This project is my first attempt at learning and applying the concepts of data engineering to solve a real-world problem. Since I commute daily using the M13 tram in Berlin, I wanted to analyze its operational efficiency and make data-backed decisions regarding my travel. I discovered an amazing BVG REST API built by Jannis (@derhuerst), which is a wrapper around the BVG HAFAS API, and used it as the data source for this project.
This project aims to:
- Understand the operational efficiency of tram line M13.
- Learn and apply data engineering concepts by creating a data pipeline.
- Generate insights that can answer specific questions about tram performance.
- On average, how punctual is tram M13 at the stations of interest:
- Schönhauser Allee/Bornholmer Straße
- Antonplatz
- What is the total number of trips per day for tram M13?
- How many trips arrived or departed late at the stations of interest?
The data pipeline fetches, processes, and stores tram data from the BVG REST API.
- API: BVG REST API by Jannis (@derhuerst).
- Stations of Interest:
- Schönhauser Allee/Bornholmer Straße
- Antonplatz
- Endpoints Used:
- Departures (
/stops/:id/departures
) - Arrivals (
/stops/:id/arrivals
)
- Departures (
- Extract relevant details for tram M13, such as:
- Trip ID
- Line
- Direction
- Scheduled and Actual Arrival/Departure Times
- Delays
- Calculate delays and classify trips as punctual or late.
- Processed data is converted into Pandas DataFrames.
- Saved as Parquet files in an S3 bucket for efficient storage and retrieval.

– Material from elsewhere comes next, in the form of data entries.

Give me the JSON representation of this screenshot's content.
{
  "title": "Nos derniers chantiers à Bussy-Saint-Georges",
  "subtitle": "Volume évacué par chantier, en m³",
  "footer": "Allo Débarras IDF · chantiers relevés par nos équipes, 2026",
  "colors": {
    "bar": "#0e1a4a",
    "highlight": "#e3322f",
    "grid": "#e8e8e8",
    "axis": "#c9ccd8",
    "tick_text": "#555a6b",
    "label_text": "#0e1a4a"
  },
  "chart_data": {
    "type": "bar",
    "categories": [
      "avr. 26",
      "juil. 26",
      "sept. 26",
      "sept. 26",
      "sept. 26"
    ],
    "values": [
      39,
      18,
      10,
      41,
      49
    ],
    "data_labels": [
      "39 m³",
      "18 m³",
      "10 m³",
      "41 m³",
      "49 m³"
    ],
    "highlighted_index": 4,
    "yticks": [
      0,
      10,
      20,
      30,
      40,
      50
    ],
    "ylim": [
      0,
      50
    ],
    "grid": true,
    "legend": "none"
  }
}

- Filenames include station name, endpoint (departures/arrivals), and timestamp.
- Scheduler: Since the project uses a small EC2 t2.micro instance (1vCPU, 1GB RAM), I implemented a cron job scheduler instead of heavier solutions like Airflow or Mage.
- Data is fetched and processed at regular intervals to maintain up-to-date information.

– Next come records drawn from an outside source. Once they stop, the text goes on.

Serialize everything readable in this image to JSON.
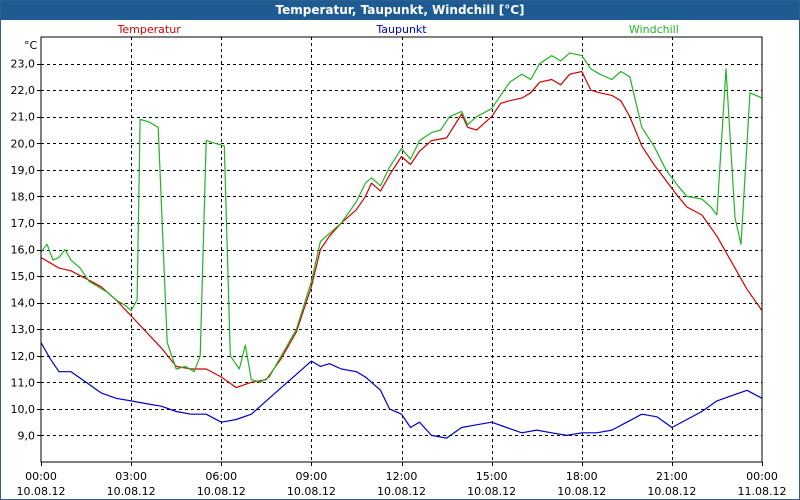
{
  "window": {
    "title": "Temperatur, Taupunkt, Windchill [°C]"
  },
  "chart_data": {
    "type": "line",
    "title": "Temperatur, Taupunkt, Windchill [°C]",
    "ylabel": "°C",
    "ylim": [
      8.0,
      24.0
    ],
    "xlim_hours": [
      0,
      24
    ],
    "grid": true,
    "yticks": [
      "9,0",
      "10,0",
      "11,0",
      "12,0",
      "13,0",
      "14,0",
      "15,0",
      "16,0",
      "17,0",
      "18,0",
      "19,0",
      "20,0",
      "21,0",
      "22,0",
      "23,0"
    ],
    "ytick_values": [
      9,
      10,
      11,
      12,
      13,
      14,
      15,
      16,
      17,
      18,
      19,
      20,
      21,
      22,
      23
    ],
    "xticks": [
      {
        "time": "00:00",
        "date": "10.08.12",
        "hour": 0
      },
      {
        "time": "03:00",
        "date": "10.08.12",
        "hour": 3
      },
      {
        "time": "06:00",
        "date": "10.08.12",
        "hour": 6
      },
      {
        "time": "09:00",
        "date": "10.08.12",
        "hour": 9
      },
      {
        "time": "12:00",
        "date": "10.08.12",
        "hour": 12
      },
      {
        "time": "15:00",
        "date": "10.08.12",
        "hour": 15
      },
      {
        "time": "18:00",
        "date": "10.08.12",
        "hour": 18
      },
      {
        "time": "21:00",
        "date": "10.08.12",
        "hour": 21
      },
      {
        "time": "00:00",
        "date": "11.08.12",
        "hour": 24
      }
    ],
    "series": [
      {
        "name": "Temperatur",
        "color": "#d40000",
        "points": [
          [
            0,
            15.7
          ],
          [
            0.3,
            15.5
          ],
          [
            0.6,
            15.3
          ],
          [
            1,
            15.2
          ],
          [
            1.5,
            14.9
          ],
          [
            2,
            14.6
          ],
          [
            2.5,
            14.1
          ],
          [
            3,
            13.5
          ],
          [
            3.5,
            12.9
          ],
          [
            4,
            12.3
          ],
          [
            4.5,
            11.6
          ],
          [
            5,
            11.5
          ],
          [
            5.5,
            11.5
          ],
          [
            6,
            11.2
          ],
          [
            6.5,
            10.8
          ],
          [
            7,
            11.0
          ],
          [
            7.5,
            11.1
          ],
          [
            8,
            11.9
          ],
          [
            8.5,
            12.9
          ],
          [
            9,
            14.6
          ],
          [
            9.3,
            16.0
          ],
          [
            9.6,
            16.5
          ],
          [
            10,
            17.0
          ],
          [
            10.5,
            17.5
          ],
          [
            10.8,
            18.0
          ],
          [
            11,
            18.5
          ],
          [
            11.3,
            18.2
          ],
          [
            11.6,
            18.8
          ],
          [
            12,
            19.5
          ],
          [
            12.3,
            19.2
          ],
          [
            12.6,
            19.7
          ],
          [
            13,
            20.1
          ],
          [
            13.5,
            20.2
          ],
          [
            14,
            21.1
          ],
          [
            14.2,
            20.6
          ],
          [
            14.5,
            20.5
          ],
          [
            15,
            21.0
          ],
          [
            15.3,
            21.5
          ],
          [
            15.6,
            21.6
          ],
          [
            16,
            21.7
          ],
          [
            16.3,
            21.9
          ],
          [
            16.6,
            22.3
          ],
          [
            17,
            22.4
          ],
          [
            17.3,
            22.2
          ],
          [
            17.6,
            22.6
          ],
          [
            18,
            22.7
          ],
          [
            18.3,
            22.0
          ],
          [
            18.6,
            21.9
          ],
          [
            19,
            21.8
          ],
          [
            19.3,
            21.6
          ],
          [
            19.6,
            21.0
          ],
          [
            20,
            19.9
          ],
          [
            20.4,
            19.2
          ],
          [
            20.8,
            18.6
          ],
          [
            21.2,
            18.0
          ],
          [
            21.5,
            17.6
          ],
          [
            22,
            17.3
          ],
          [
            22.5,
            16.5
          ],
          [
            23,
            15.5
          ],
          [
            23.5,
            14.5
          ],
          [
            24,
            13.7
          ]
        ]
      },
      {
        "name": "Taupunkt",
        "color": "#0000c8",
        "points": [
          [
            0,
            12.5
          ],
          [
            0.3,
            11.9
          ],
          [
            0.6,
            11.4
          ],
          [
            1,
            11.4
          ],
          [
            1.5,
            11.0
          ],
          [
            2,
            10.6
          ],
          [
            2.5,
            10.4
          ],
          [
            3,
            10.3
          ],
          [
            3.5,
            10.2
          ],
          [
            4,
            10.1
          ],
          [
            4.5,
            9.9
          ],
          [
            5,
            9.8
          ],
          [
            5.5,
            9.8
          ],
          [
            6,
            9.5
          ],
          [
            6.5,
            9.6
          ],
          [
            7,
            9.8
          ],
          [
            7.5,
            10.3
          ],
          [
            8,
            10.8
          ],
          [
            8.5,
            11.3
          ],
          [
            9,
            11.8
          ],
          [
            9.3,
            11.6
          ],
          [
            9.6,
            11.7
          ],
          [
            10,
            11.5
          ],
          [
            10.5,
            11.4
          ],
          [
            10.8,
            11.2
          ],
          [
            11,
            11.0
          ],
          [
            11.3,
            10.7
          ],
          [
            11.6,
            10.0
          ],
          [
            12,
            9.8
          ],
          [
            12.3,
            9.3
          ],
          [
            12.6,
            9.5
          ],
          [
            13,
            9.0
          ],
          [
            13.5,
            8.9
          ],
          [
            14,
            9.3
          ],
          [
            14.5,
            9.4
          ],
          [
            15,
            9.5
          ],
          [
            15.5,
            9.3
          ],
          [
            16,
            9.1
          ],
          [
            16.5,
            9.2
          ],
          [
            17,
            9.1
          ],
          [
            17.5,
            9.0
          ],
          [
            18,
            9.1
          ],
          [
            18.5,
            9.1
          ],
          [
            19,
            9.2
          ],
          [
            19.5,
            9.5
          ],
          [
            20,
            9.8
          ],
          [
            20.5,
            9.7
          ],
          [
            21,
            9.3
          ],
          [
            21.5,
            9.6
          ],
          [
            22,
            9.9
          ],
          [
            22.5,
            10.3
          ],
          [
            23,
            10.5
          ],
          [
            23.5,
            10.7
          ],
          [
            24,
            10.4
          ]
        ]
      },
      {
        "name": "Windchill",
        "color": "#22b422",
        "points": [
          [
            0,
            15.9
          ],
          [
            0.2,
            16.2
          ],
          [
            0.4,
            15.6
          ],
          [
            0.6,
            15.7
          ],
          [
            0.8,
            16.0
          ],
          [
            1,
            15.6
          ],
          [
            1.3,
            15.3
          ],
          [
            1.6,
            14.8
          ],
          [
            1.9,
            14.6
          ],
          [
            2.2,
            14.4
          ],
          [
            2.5,
            14.1
          ],
          [
            2.8,
            13.9
          ],
          [
            3,
            13.7
          ],
          [
            3.2,
            14.1
          ],
          [
            3.3,
            20.9
          ],
          [
            3.6,
            20.8
          ],
          [
            3.9,
            20.6
          ],
          [
            4.2,
            12.5
          ],
          [
            4.5,
            11.5
          ],
          [
            4.8,
            11.6
          ],
          [
            5.1,
            11.4
          ],
          [
            5.3,
            12.0
          ],
          [
            5.5,
            20.1
          ],
          [
            5.8,
            20.0
          ],
          [
            6.1,
            19.9
          ],
          [
            6.3,
            12.0
          ],
          [
            6.6,
            11.5
          ],
          [
            6.8,
            12.4
          ],
          [
            7.0,
            11.1
          ],
          [
            7.3,
            11.0
          ],
          [
            7.6,
            11.2
          ],
          [
            8,
            12.0
          ],
          [
            8.5,
            13.0
          ],
          [
            9,
            14.8
          ],
          [
            9.3,
            16.3
          ],
          [
            9.6,
            16.6
          ],
          [
            10,
            17.0
          ],
          [
            10.5,
            17.8
          ],
          [
            10.8,
            18.5
          ],
          [
            11,
            18.7
          ],
          [
            11.3,
            18.4
          ],
          [
            11.6,
            19.1
          ],
          [
            12,
            19.8
          ],
          [
            12.3,
            19.4
          ],
          [
            12.6,
            20.1
          ],
          [
            13,
            20.4
          ],
          [
            13.3,
            20.5
          ],
          [
            13.6,
            21.0
          ],
          [
            14,
            21.2
          ],
          [
            14.2,
            20.7
          ],
          [
            14.5,
            21.0
          ],
          [
            15,
            21.3
          ],
          [
            15.3,
            21.8
          ],
          [
            15.6,
            22.3
          ],
          [
            16,
            22.6
          ],
          [
            16.3,
            22.4
          ],
          [
            16.6,
            23.0
          ],
          [
            17,
            23.3
          ],
          [
            17.3,
            23.1
          ],
          [
            17.6,
            23.4
          ],
          [
            18,
            23.3
          ],
          [
            18.3,
            22.8
          ],
          [
            18.6,
            22.6
          ],
          [
            19,
            22.4
          ],
          [
            19.3,
            22.7
          ],
          [
            19.6,
            22.5
          ],
          [
            20,
            20.6
          ],
          [
            20.4,
            19.9
          ],
          [
            20.8,
            19.0
          ],
          [
            21.2,
            18.4
          ],
          [
            21.5,
            18.0
          ],
          [
            22,
            17.9
          ],
          [
            22.3,
            17.6
          ],
          [
            22.5,
            17.3
          ],
          [
            22.8,
            22.8
          ],
          [
            23.1,
            17.2
          ],
          [
            23.3,
            16.2
          ],
          [
            23.6,
            21.9
          ],
          [
            24,
            21.7
          ]
        ]
      }
    ]
  }
}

In the next phase of this project, I plan to:
- Transform the Parquet files to create a more analysis-friendly format.
- Enable a data analyst (me in this case) to easily answer the defined questions.
- Explore adding dashboards or visualization tools to present the insights in a user-friendly manner.
Thanks to @derhuerst for creating the BVG REST API wrapper!